Diverse gardens, rich history
The gardens displayed on the tour are usually chosen by word of mouth. Society members talk to their friends, consult local landscapers, and consult with members of the Hoboken Garden Club to pick each year’s participants. Some are new, while some have been mainstays of the tour for many years.
“The gardens range from homespun and self-designed that came together over the years as the gardener tried out different things to very constructed, regimented gardens,” said Abernathy.
Here’s the catch: No one will know which of Hoboken’s gardens will be on the tour until the day of, as the historical society likes to keep the addresses and names of the gardeners confidential.
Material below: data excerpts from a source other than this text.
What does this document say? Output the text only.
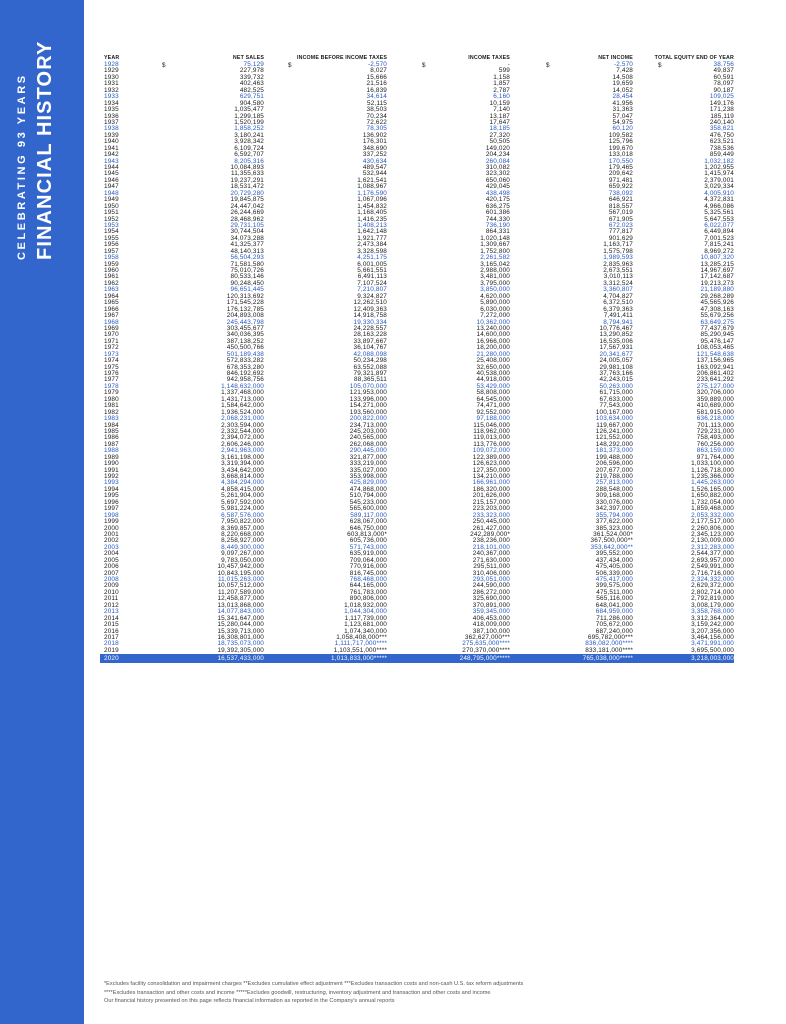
CELEBRATING 93 YEARS FINANCIAL HISTORY	YEAR	NET SALES	INCOME BEFORE INCOME TAXES	INCOME TAXES	NET INCOME	TOTAL EQUITY END OF YEAR
$	$	$	$	$
1928	75,129	-2,570	-	-2,570	38,756
1929	227,978	8,027	599	7,428	49,837
1930	339,732	15,666	1,158	14,508	60,591
1931	402,463	21,516	1,857	19,659	78,097
1932	482,525	16,839	2,787	14,052	90,187
1933	629,751	34,614	6,160	28,454	109,025
1934	904,580	52,115	10,159	41,956	149,176
1935	1,035,477	38,503	7,140	31,363	171,238
1936	1,299,185	70,234	13,187	57,047	185,119
1937	1,520,199	72,622	17,647	54,975	240,140
1938	1,858,252	78,305	18,185	60,120	358,621
1939	3,180,241	136,902	27,320	109,582	476,750
1940	3,928,342	176,301	50,505	125,796	623,521
1941	6,109,724	348,690	149,020	199,670	738,536
1942	6,592,707	337,252	204,234	133,018	859,449
1943	8,205,316	430,634	260,084	170,550	1,032,182
1944	10,084,893	489,547	310,082	179,465	1,202,955
1945	11,355,633	532,944	323,302	209,642	1,415,974
1946	19,237,291	1,621,541	650,060	971,481	2,379,001
1947	18,531,472	1,088,967	429,045	659,922	3,029,334
1948	20,729,280	1,176,590	438,498	738,092	4,005,910
1949	19,845,875	1,067,096	420,175	646,921	4,372,831
1950	24,447,042	1,454,832	636,275	818,557	4,966,086
1951	26,244,669	1,168,405	601,386	567,019	5,325,561
1952	28,468,962	1,416,235	744,330	671,905	5,647,553
1953	29,731,105	1,408,213	736,190	672,023	6,022,077
1954	30,744,504	1,642,148	864,331	777,817	6,449,894
1955	34,073,288	1,921,777	1,020,148	901,629	7,001,523
1956	41,325,377	2,473,384	1,309,667	1,163,717	7,815,241
1957	48,140,313	3,328,598	1,752,800	1,575,798	8,969,272
1958	56,504,293	4,251,175	2,261,582	1,989,593	10,807,320
1959	71,581,580	6,001,005	3,165,042	2,835,963	13,285,215
1960	75,010,726	5,661,551	2,988,000	2,673,551	14,967,697
1961	80,533,146	6,491,113	3,481,000	3,010,113	17,142,687
1962	90,248,450	7,107,524	3,795,000	3,312,524	19,213,273
1963	96,651,445	7,210,807	3,850,000	3,360,807	21,189,880
1964	120,313,692	9,324,827	4,620,000	4,704,827	29,268,289
1965	171,545,228	12,262,510	5,890,000	6,372,510	45,565,926
1966	176,132,785	12,409,363	6,030,000	6,379,363	47,308,163
1967	204,893,008	14,918,758	7,272,000	7,491,411	55,679,256
1968	245,443,798	19,330,334	10,362,000	8,794,941	63,649,275
1969	303,455,677	24,228,557	13,240,000	10,776,467	77,437,679
1970	340,036,395	28,163,228	14,600,000	13,290,852	85,290,945
1971	387,138,252	33,897,667	16,966,000	16,535,006	95,476,147
1972	450,500,766	36,104,767	18,200,000	17,567,931	108,053,465
1973	501,189,438	42,088,098	21,280,000	20,341,677	121,548,638
1974	572,833,282	50,234,298	25,408,000	24,005,057	137,156,965
1975	678,353,280	63,552,088	32,650,000	29,981,108	163,092,941
1976	846,192,692	79,321,897	40,538,000	37,763,166	206,861,402
1977	942,958,756	88,365,511	44,918,000	42,243,015	233,641,292
1978	1,148,632,000	105,070,000	53,429,000	50,263,000	275,127,000
1979	1,337,468,000	121,953,000	58,808,000	61,715,000	320,706,000
1980	1,431,713,000	133,996,000	64,545,000	67,633,000	359,889,000
1981	1,584,642,000	154,271,000	74,471,000	77,543,000	410,689,000
1982	1,936,524,000	193,560,000	92,552,000	100,167,000	581,915,000
1983	2,068,231,000	200,822,000	97,188,000	103,634,000	636,218,000
1984	2,303,594,000	234,713,000	115,046,000	119,667,000	701,113,000
1985	2,332,544,000	245,203,000	118,962,000	126,241,000	729,231,000
1986	2,394,072,000	240,565,000	119,013,000	121,552,000	758,493,000
1987	2,606,246,000	262,068,000	113,776,000	148,292,000	760,256,000
1988	2,941,963,000	290,445,000	109,072,000	181,373,000	863,159,000
1989	3,161,198,000	321,877,000	122,389,000	199,488,000	971,764,000
1990	3,319,394,000	333,219,000	126,623,000	206,596,000	1,033,100,000
1991	3,434,642,000	335,027,000	127,350,000	207,677,000	1,126,718,000
1992	3,668,814,000	353,998,000	134,210,000	219,788,000	1,235,366,000
1993	4,384,294,000	425,829,000	166,961,000	257,813,000	1,445,263,000
1994	4,858,415,000	474,868,000	186,320,000	288,548,000	1,526,165,000
1995	5,261,904,000	510,794,000	201,626,000	309,168,000	1,650,882,000
1996	5,697,592,000	545,233,000	215,157,000	330,076,000	1,732,054,000
1997	5,981,224,000	565,600,000	223,203,000	342,397,000	1,859,468,000
1998	6,587,576,000	589,117,000	233,323,000	355,794,000	2,053,332,000
1999	7,950,822,000	628,067,000	250,445,000	377,622,000	2,177,517,000
2000	8,369,857,000	646,750,000	261,427,000	385,323,000	2,260,806,000
2001	8,220,668,000	603,813,000*	242,289,000*	361,524,000*	2,345,123,000
2002	8,258,927,000	605,736,000	238,236,000	367,500,000**	2,130,009,000
2003	8,449,300,000	571,743,000	218,101,000	353,642,000**	2,312,283,000
2004	9,097,267,000	635,919,000	240,367,000	395,552,000	2,544,377,000
2005	9,783,050,000	709,064,000	271,630,000	437,434,000	2,693,957,000
2006	10,457,942,000	770,916,000	295,511,000	475,405,000	2,549,991,000
2007	10,843,195,000	816,745,000	310,406,000	506,339,000	2,716,716,000
2008	11,015,263,000	768,468,000	293,051,000	475,417,000	2,324,332,000
2009	10,057,512,000	644,165,000	244,590,000	399,575,000	2,629,372,000
2010	11,207,589,000	761,783,000	286,272,000	475,511,000	2,802,714,000
2011	12,458,877,000	890,806,000	325,690,000	565,116,000	2,792,819,000
2012	13,013,868,000	1,018,932,000	370,891,000	648,041,000	3,008,179,000
2013	14,077,843,000	1,044,304,000	359,345,000	684,959,000	3,358,768,000
2014	15,341,647,000	1,117,739,000	406,453,000	711,286,000	3,312,364,000
2015	15,280,044,000	1,123,681,000	418,009,000	705,672,000	3,159,242,000
2016	15,339,713,000	1,074,340,000	387,100,000	687,240,000	3,207,356,000
2017	16,308,801,000	1,058,408,000***	362,627,000***	695,782,000***	3,464,156,000
2018	18,735,073,000	1,111,717,000****	275,635,000****	836,082,000****	3,471,991,000
2019	19,392,305,000	1,103,551,000****	270,370,000****	833,181,000****	3,695,500,000
2020	16,537,433,000	1,013,833,000*****	248,795,000*****	765,038,000*****	3,218,003,000
*Excludes facility consolidation and impairment charges **Excludes cumulative effect adjustment ***Excludes transaction costs and non-cash U.S. tax reform adjustments
****Excludes transaction and other costs and income *****Excludes goodwill, restructuring, inventory adjustment and transaction and other costs and income
Our financial history presented on this page reflects financial information as reported in the Company's annual reports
“It fits well with the secret theme, but it’s mainly because some of the gardeners don’t want their addresses broadcasted,” said Abernathy. The majority of gardeners will be on hand Sunday to guide the tour through their backyards.
Most of the gardens on the tour follow some type of theme. For instance, one garden is highlighted by a New Orleans-style wrought iron balcony, on and around which various plants are located. Another includes a Japanese-style garden with pathways through intricately-designed planters. Several others are simply exercises in horticultural chaos, employing random and exotic plants throughout.
“A number of gardens are the result of years of trial and experimentation by devoted gardeners,” said Abernathy in a press release.
The diversity in the gardens are something that Stevens himself would have been proud of. In addition to his work as an engineer, the renaissance man was also an amateur gardener, and is credited with introducing two popular flowers to the area: the camellia and the chrysanthemum.
As a special surprise this year, a garden to which Abernathy referred as “one of the most amazing gardens from previous tours” will make an encore appearance. The garden features faux-gothic church ruins, a soaking pool, and waterfall amid a bevy of plant life.